A plan begins to take shape. You can coax a single tim from the pack and set him to work. Switches are thrown, doors opened, holes bounded over, a monster shouted into submission (one of a number of entertaining and curiously affecting animations_ and the exit pinpointed.
But of course, circumvented, because of the one-way door trap your tim tripped means his fellows would be stuck. Instead you carry on down the corridor and open a second path. Only now do you arrange the rest of the platoon, sitting back in satisfaction as they spring dutifully around your track finally to escape.
A pity that your trailblazer tim carried on unchecked to fall down a hole, but you know from an introductory message how many tims you can afford to lose before reaching the final level of the fifteen in each section (in this last you don't escape, but have to guide four or five tims simultaneously to defuse bombs) and can return at any point to an earlier one to save more. Death is not the end.
NORRIS
This is the brilliant thing about Timekeepers: the levels are amazingly complicated but only four or five screens long. Typically you'll pass the same point three times, each time in a different direction searching for a different switch, but because everything's packed tight you don't slip into feeling you're plodding back and forth.
There's obviously an element of being led by the nose, but after a couple of introductory mazes Vulcan start putting in deliberately drawn-out dead ends. And alternative routes that get the doors open, but trap your trailblazer. (You can always save him, which is a Good Thing.
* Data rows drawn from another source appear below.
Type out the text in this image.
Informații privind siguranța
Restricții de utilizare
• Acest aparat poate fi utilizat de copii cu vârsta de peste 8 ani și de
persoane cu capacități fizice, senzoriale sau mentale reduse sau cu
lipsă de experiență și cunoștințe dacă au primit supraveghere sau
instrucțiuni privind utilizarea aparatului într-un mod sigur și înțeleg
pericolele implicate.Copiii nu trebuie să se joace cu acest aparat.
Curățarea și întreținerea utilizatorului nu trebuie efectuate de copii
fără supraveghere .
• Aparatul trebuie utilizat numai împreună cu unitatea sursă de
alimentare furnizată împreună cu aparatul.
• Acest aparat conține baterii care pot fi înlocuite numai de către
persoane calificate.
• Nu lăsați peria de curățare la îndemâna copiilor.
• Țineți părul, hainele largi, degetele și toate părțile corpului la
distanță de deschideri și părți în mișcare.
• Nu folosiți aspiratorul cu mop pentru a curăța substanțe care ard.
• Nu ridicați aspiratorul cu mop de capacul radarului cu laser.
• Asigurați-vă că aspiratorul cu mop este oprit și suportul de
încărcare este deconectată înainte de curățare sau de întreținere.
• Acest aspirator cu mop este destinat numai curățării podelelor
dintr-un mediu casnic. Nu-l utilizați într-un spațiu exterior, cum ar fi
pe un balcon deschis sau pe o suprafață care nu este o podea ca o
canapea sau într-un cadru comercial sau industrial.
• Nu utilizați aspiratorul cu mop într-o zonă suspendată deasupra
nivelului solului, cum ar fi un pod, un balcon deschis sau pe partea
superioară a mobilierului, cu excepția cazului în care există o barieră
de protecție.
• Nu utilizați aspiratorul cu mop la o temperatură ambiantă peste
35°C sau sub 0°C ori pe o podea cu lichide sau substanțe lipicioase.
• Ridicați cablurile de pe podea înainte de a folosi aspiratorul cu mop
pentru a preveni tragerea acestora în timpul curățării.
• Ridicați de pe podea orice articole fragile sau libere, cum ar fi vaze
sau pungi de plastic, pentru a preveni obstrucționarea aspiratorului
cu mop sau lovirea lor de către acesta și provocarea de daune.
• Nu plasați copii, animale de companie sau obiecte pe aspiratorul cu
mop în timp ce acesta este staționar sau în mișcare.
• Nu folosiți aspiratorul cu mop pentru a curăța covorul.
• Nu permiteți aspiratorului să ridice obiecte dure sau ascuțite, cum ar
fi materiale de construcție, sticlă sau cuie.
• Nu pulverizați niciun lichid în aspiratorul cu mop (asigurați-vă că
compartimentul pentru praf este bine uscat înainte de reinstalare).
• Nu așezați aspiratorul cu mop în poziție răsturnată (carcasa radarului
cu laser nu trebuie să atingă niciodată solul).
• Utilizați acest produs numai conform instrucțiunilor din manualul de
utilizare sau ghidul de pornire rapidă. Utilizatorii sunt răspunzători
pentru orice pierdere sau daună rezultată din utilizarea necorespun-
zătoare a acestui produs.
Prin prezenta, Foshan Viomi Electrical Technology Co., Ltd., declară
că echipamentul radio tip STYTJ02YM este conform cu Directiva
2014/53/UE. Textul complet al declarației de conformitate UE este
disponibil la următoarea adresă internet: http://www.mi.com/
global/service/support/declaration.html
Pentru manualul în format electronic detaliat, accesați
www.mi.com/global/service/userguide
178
Whereas Lemmings had a hundred of the blighters whose passing was marked by a figure decreasing. Timekeepers' sixteen blokes get individual portraits in the border. When one gets killed, his picture fills in with a cross. Truly, were lems are numbers, tims evoke feelings of empathy. I wanted them to win. Especially when they got flummoxed and leaned back and looked up and blinked twice.) And exciting-looking bridges and vehicles that painstakingly deliver the tims into minefields. Damn them.
The bad thing about Timekeepers is this: there's nothing to take you by surprise. The first of a new set of levels is always a massacre, because you don't know what is jumpable, what's fightable and what kills you on contact. In space, for instance, I was baffled by a set of what I took to be mines impeding my egress (a word, incidentally, that hung above the exit in PT Barnum's show tent.
When it became too full, Barnum would shout "To the egress!" and lead an excited crowd to the curtained doorway, reasoning they would excuse the trick for its roguish ingenuity. And he ended up being played by Michael Crawford, so there you go.) Only by chance did I attempt to fight one, so discovering it was an 'alien embryo'. (But which - curses - left holes in the deck, necessitating watchfulness and quick jump placement.) Once you've identified the players, you can count on the game not piping up with something new before the next 'zone', which is strangely disappointing.
Remember those number puzzles, with a fringed square of plastic and tiles numbered one to fifteen and a gap? You might have one in a drawer somewhere, or perhaps in a box under some old clothes. Such a puzzle is a fine metaphor for Timekeepers: apparently simple, fiendishly complicated but with a compelling quality to it. I was never irritated by the game, but would always concede defeat gracefully, only to return with renewed library books and vigour.
It is cheering to see Vulcan's mission as a company - to impress us - has succeeded. We like Vulcan. They are impeccably polite. They don't take reviews personally, were sporting enough to let us put It's a Skull on the coverdisk and don't beat their wife. We just wish they wouldn't release such poor games as Valhalla and its sequel. We'd in fact prefer them to carry on writing games like Timekeepers, which is terrific fun (and apparently set for a data disk frenzy). And the box is really sweet as well.